Tossing and turning in bed, Mak Tanjung kept recalling the incident that happened earlier. Deeply hurt by her children’s actions, she started to hear the rock call out to her. She resisted and resisted, but after dwelling on her children’s actions, Mak Tanjung got up in the middle of the night and wandered into the forest towards the devouring rock.
She arrived at the rock, its dark and ominous entrance beckoning to her. The rock yawned opened its mouth for her. Mak Tanjung walked in as if she was hypnotised, not noticing that her shawl had unravelled and fallen outside the cave’s entrance. The rock closed its entrance shut with no trace of Mak Tanjung, leaving behind only her footprints and shawl.
A while later, Melur woke up with a feeling of dread. Something was amiss, she thought to herself. Her eyes scanned around the small hut. Their mother was nowhere to be seen! Melur called out for her only to be greeted by silence.
She quickly shook Pekan awake. “Adik, wake up... Ibu is gone!” Pekan opened his eyes, searching for his mother in the dark. But, she was nowhere to be found.
Without wasting a single second, the siblings quickly left their hut, wandering around and calling out for their mother. They moved closer and closer to the forest before Pekan looked down at the ground. Imprinted in the mud was a set of fresh footprints! They led towards towards the dreadful rock. Pekan knew deep in his heart that they belonged to his mother. He grabbed Melur’s hand and together, they followed the trail.
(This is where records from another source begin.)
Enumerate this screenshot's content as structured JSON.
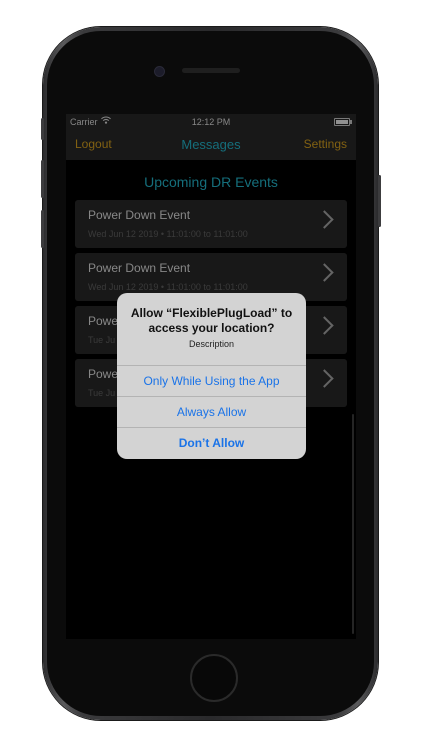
{
  "status_bar": {
    "carrier": "Carrier",
    "time": "12:12 PM"
  },
  "nav": {
    "left": "Logout",
    "title": "Messages",
    "right": "Settings"
  },
  "section_title": "Upcoming DR Events",
  "events": [
    {
      "title": "Power Down Event",
      "subtitle": "Wed Jun 12 2019 • 11:01:00 to 11:01:00"
    },
    {
      "title": "Power Down Event",
      "subtitle": "Wed Jun 12 2019 • 11:01:00 to 11:01:00"
    },
    {
      "title": "Powe",
      "subtitle": "Tue Ju"
    },
    {
      "title": "Powe",
      "subtitle": "Tue Ju"
    }
  ],
  "alert": {
    "title": "Allow “FlexiblePlugLoad” to access your location?",
    "message": "Description",
    "buttons": [
      "Only While Using the App",
      "Always Allow",
      "Don’t Allow"
    ]
  },
  "colors": {
    "accent_teal": "#21a9bd",
    "accent_gold": "#c8961c",
    "alert_button_blue": "#1a73e8"
  }
}
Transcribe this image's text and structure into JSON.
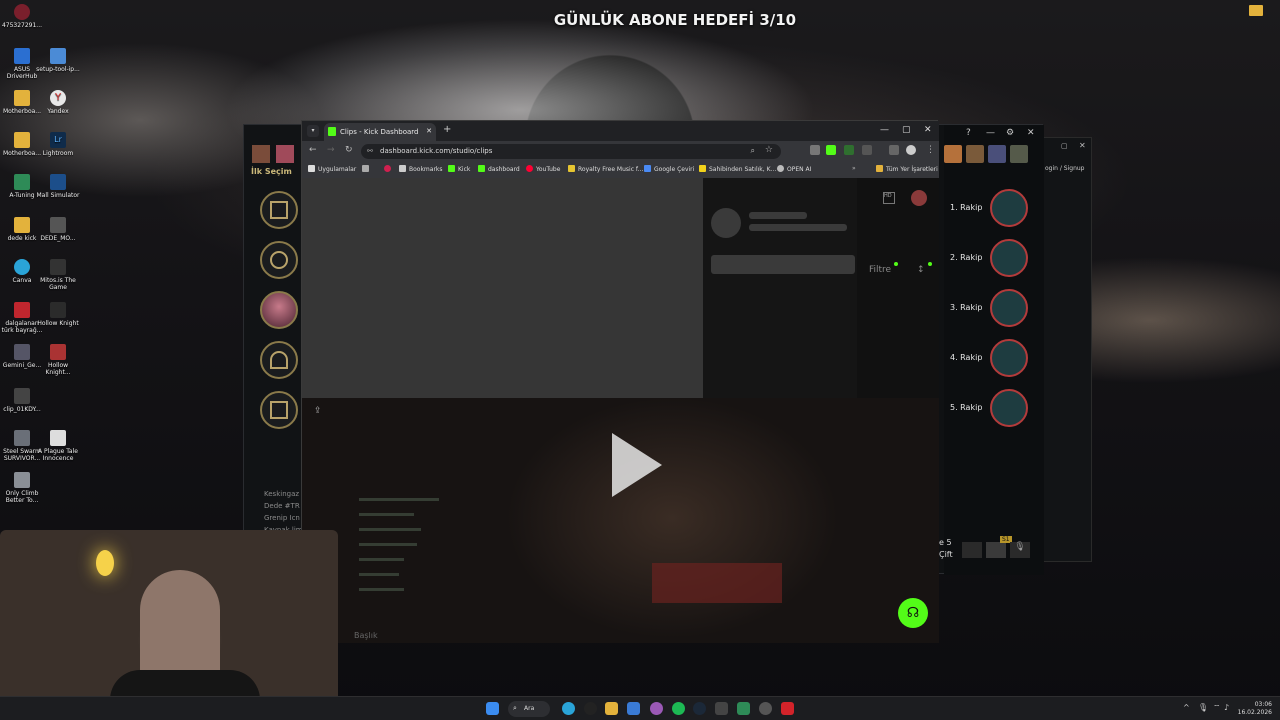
{
  "overlay": {
    "goal_text": "GÜNLÜK ABONE HEDEFİ 3/10"
  },
  "desktop_icons": [
    {
      "label": "475327291..."
    },
    {
      "label": "ASUS DriverHub"
    },
    {
      "label": "setup-tool-ip..."
    },
    {
      "label": "Motherboa..."
    },
    {
      "label": "Yandex"
    },
    {
      "label": "Motherboa..."
    },
    {
      "label": "Lightroom"
    },
    {
      "label": "A-Tuning"
    },
    {
      "label": "Mall Simulator"
    },
    {
      "label": "dede kick"
    },
    {
      "label": "DEDE_MO..."
    },
    {
      "label": "Canva"
    },
    {
      "label": "Mitos.is The Game"
    },
    {
      "label": "dalgalanan türk bayrağ..."
    },
    {
      "label": "Hollow Knight"
    },
    {
      "label": "Gemini_Ge..."
    },
    {
      "label": "Hollow Knight..."
    },
    {
      "label": "clip_01KDY..."
    },
    {
      "label": "Steel Swarm SURVIVOR..."
    },
    {
      "label": "A Plague Tale Innocence"
    },
    {
      "label": "Only Climb Better To..."
    }
  ],
  "game_client": {
    "left_title": "İlk Seçim",
    "rakip": [
      "1. Rakip",
      "2. Rakip",
      "3. Rakip",
      "4. Rakip",
      "5. Rakip"
    ],
    "chat_lines": [
      "Keskingaz",
      "Dede #TR",
      "Grenip Icn",
      "Kaynak lim"
    ],
    "side_text": [
      "e 5",
      "Çift"
    ],
    "badge": "S1",
    "right_link": "ogin / Signup"
  },
  "browser": {
    "tab_title": "Clips - Kick Dashboard",
    "url": "dashboard.kick.com/studio/clips",
    "bookmarks": [
      {
        "label": "Uygulamalar"
      },
      {
        "label": "Bookmarks"
      },
      {
        "label": "Kick"
      },
      {
        "label": "dashboard"
      },
      {
        "label": "YouTube"
      },
      {
        "label": "Royalty Free Music f..."
      },
      {
        "label": "Google Çeviri"
      },
      {
        "label": "Sahibinden Satılık, K..."
      },
      {
        "label": "OPEN AI"
      },
      {
        "label": "Tüm Yer İşaretleri"
      }
    ],
    "filter_label": "Filtre",
    "sort_label": "↕",
    "footer_label": "Başlık",
    "colors": {
      "kick_green": "#53fc18"
    }
  },
  "taskbar": {
    "search_placeholder": "Ara",
    "time": "03:06",
    "date": "16.02.2026"
  }
}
The two children finally reached the rock, only to find their mother’s shawl left in the dirt, the entrance of the cave long closed. The worst had happened. They wailed and wailed while pounding their hands on the smooth surface of the rock that did not open, clutching onto their mother's shawl.
Dawn broke and still, the rock remained closed. The children knew that it was pointless. They had to accept their fates as orphans.
Regret filled their hearts. It was their selfish actions that had led them to lose their mother, the only parent they had left.